Because if this is really true, then what if my situation and my brokenness weren't hopeless? What if He was longing to show compassion, to bring me back to Himself? What if this was His end goal, and what if His end goals are always completed?

What if God really is the One working in us for His good pleasure? What if He is the One who equips us for His good work? (Heb 13:21-22)

What if we're really not in charge of leading our relationship with Him, but instead, He's the One that desires to lead us and bring us through our discrepancies into integrity, and He will --- if we let Him?

What if His compassion is stronger than our continual falls?

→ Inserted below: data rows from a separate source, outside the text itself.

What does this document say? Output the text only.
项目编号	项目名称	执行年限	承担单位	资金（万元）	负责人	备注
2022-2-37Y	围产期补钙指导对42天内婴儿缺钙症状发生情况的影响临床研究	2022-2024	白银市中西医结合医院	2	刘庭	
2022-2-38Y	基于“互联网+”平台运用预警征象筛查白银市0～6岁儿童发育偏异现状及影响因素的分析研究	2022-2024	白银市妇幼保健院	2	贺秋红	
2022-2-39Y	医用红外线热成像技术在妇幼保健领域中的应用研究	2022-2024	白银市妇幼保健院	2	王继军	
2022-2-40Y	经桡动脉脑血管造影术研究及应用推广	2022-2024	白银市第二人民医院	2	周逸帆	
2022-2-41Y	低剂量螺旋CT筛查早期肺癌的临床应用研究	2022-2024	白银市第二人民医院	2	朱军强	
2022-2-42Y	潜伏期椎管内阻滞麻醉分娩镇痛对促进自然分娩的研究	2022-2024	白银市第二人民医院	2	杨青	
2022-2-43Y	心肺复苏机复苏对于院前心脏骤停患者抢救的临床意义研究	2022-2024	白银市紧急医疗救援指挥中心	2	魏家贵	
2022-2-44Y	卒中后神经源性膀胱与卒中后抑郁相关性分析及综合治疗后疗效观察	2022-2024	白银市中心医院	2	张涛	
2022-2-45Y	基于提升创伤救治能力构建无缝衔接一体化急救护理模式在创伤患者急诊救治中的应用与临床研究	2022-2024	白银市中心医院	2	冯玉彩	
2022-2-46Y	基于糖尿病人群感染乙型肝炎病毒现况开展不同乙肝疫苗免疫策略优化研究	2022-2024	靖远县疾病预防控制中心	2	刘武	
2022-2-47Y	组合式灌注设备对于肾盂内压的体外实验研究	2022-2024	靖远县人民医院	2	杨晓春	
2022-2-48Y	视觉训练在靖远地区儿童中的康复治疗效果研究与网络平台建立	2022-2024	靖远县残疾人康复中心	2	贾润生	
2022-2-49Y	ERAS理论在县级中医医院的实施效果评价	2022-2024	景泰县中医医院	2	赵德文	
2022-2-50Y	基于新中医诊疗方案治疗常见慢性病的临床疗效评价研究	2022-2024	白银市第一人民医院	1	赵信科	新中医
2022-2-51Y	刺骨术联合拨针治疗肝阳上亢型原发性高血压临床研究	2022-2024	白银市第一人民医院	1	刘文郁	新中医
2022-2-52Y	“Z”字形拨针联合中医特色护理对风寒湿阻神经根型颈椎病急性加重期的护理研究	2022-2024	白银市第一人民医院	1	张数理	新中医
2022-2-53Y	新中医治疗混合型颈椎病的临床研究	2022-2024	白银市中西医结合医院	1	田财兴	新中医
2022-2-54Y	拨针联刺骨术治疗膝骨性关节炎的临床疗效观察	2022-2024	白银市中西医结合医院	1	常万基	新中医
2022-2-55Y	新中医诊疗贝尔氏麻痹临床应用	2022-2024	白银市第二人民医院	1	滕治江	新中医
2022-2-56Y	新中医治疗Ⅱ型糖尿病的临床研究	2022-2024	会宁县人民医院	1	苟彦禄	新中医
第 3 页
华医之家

What if He really does want the best for us who love Him?

Compassion.

God relates to us through His compassion, through the fact that He is slow to anger, abounding in love. He remains just. Pure.

It was a process, but Jesus began awakening my soul and restoring it as He showed me more fully who He is. He is a God who desires to show me personally His compassion, His love. Through learning more of His character and of His incredible love, I began to have a little more purpose and more reliance on Him as I worked at the Radiator Shop. I was able to speak about Jesus like I knew Him, because I was beginning to really get to know Him.

Jesus filled me with His love this summer.

Or maybe I should say, Jesus began working in me this summer in restoration, in love-filling. And I don't want to forget that.

Especially as I'm back in this absurd little world called Bible College. :) I want to remember His love and His compassion. I want to know the Person, not just the descriptions, and that He desires to personally interact with me. He does so in compassion.

This God we serve is absolutely mind-blowing. "Oh what love!"

Well, I better wrap this up. I still need to get some Theology reading done, but I'm glad for the reminder to keep my eyes on the God of our Theology. The God of powerful compassion.